Saturday, November 06, 2010

Marya Hornbacher

I think writers return and return to places, maybe a little obsessively, in their work. I don’t know why they do. I don’t know why some writers are so deeply immersed in place, and keep trying to describe the place they’re in and bring the reader into it with them and show them what it’s like and make them feel the place for themselves. I’m one of these weirdly place-centric writers. It bothers me when I can’t find myself in a place in my work; it makes me feel like I leave the reader floating in midair, unable to see or sense their surroundings, and it makes me very uneasy. So I keep coming back to places. One of them is obviously northern Minnesota, and I’m not sure why; it just absorbs me and I want to take people here.
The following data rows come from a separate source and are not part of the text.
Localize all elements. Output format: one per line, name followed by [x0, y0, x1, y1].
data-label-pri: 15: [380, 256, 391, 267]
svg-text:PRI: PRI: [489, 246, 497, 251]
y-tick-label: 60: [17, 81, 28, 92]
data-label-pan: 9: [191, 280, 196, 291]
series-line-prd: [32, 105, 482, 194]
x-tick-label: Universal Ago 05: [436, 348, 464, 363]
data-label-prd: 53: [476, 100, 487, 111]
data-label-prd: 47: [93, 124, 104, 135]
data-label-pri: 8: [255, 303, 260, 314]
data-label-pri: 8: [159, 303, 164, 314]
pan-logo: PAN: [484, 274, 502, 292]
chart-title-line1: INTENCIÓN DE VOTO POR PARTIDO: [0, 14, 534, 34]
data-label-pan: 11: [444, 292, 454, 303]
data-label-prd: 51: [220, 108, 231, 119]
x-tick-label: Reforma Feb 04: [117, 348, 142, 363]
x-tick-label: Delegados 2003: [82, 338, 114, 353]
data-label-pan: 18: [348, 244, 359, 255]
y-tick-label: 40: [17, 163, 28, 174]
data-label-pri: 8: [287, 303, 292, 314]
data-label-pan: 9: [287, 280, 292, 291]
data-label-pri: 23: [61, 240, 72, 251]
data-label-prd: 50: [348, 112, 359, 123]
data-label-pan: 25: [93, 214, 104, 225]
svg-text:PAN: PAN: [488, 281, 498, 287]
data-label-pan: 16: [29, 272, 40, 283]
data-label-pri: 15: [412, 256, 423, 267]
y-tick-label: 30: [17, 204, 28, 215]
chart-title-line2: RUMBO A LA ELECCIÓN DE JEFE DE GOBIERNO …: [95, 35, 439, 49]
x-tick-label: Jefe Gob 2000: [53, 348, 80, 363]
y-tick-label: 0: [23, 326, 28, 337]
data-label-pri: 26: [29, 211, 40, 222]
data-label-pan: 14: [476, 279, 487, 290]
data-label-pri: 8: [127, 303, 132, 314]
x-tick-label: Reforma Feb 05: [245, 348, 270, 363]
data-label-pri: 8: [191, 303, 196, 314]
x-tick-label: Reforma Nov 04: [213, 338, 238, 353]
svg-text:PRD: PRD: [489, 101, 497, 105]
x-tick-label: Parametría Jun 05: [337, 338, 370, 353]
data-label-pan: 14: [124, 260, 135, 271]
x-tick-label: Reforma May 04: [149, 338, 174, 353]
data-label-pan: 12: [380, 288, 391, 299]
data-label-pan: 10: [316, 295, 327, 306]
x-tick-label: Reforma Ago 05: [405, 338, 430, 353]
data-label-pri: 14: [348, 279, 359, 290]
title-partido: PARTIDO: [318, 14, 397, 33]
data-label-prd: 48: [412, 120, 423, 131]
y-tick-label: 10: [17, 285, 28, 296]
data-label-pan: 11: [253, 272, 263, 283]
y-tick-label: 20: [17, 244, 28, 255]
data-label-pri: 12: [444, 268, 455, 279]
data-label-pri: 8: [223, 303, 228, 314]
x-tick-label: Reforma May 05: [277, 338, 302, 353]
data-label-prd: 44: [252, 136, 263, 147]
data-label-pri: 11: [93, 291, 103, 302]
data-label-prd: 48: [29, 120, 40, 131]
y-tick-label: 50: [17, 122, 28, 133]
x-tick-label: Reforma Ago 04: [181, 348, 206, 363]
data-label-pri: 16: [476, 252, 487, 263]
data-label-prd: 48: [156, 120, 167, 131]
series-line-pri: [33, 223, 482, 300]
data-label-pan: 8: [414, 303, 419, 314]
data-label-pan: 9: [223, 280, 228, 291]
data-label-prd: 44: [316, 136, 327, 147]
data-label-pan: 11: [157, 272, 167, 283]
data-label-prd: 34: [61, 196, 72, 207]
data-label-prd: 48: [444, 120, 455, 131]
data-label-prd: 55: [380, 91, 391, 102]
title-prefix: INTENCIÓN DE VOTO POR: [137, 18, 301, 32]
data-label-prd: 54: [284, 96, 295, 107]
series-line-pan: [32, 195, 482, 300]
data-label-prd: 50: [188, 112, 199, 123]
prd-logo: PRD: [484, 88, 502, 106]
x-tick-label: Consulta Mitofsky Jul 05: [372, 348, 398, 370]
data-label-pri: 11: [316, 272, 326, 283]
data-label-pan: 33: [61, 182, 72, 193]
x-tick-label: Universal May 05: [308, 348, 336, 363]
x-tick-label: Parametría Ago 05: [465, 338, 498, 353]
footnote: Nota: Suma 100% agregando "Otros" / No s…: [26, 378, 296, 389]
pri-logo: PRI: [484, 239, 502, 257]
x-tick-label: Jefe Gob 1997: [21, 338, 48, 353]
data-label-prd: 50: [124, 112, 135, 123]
Though I’m not from here originally, I spent long spells of my childhood here, driving north on Highway 10 through cornfields and fields of sugar beet, to visit relatives who were loud and a little scary but fascinating, the same relatives who morphed into characters in my novel—and now they’re doing it again.

People ask me often if the characters in my fiction are me, or my family, or people I know. The answer is no; they are people who have taken on a life of their own, emerging mostly from names that pop into my head, names or features of people familiar to me, but who walk away from their starting point and take on form and substance totally unknown to me until they write themselves down. It’s an eerie process, and I don’t particularly like it; fiction is awfully amorphous and dictates itself according to its own interior logic. Not knowing how it will go until it goes there is a deeply unsettling process, and very uncertain, and it seems like you’re feeling around in the dark for a thing, and you don’t find it till it’s found.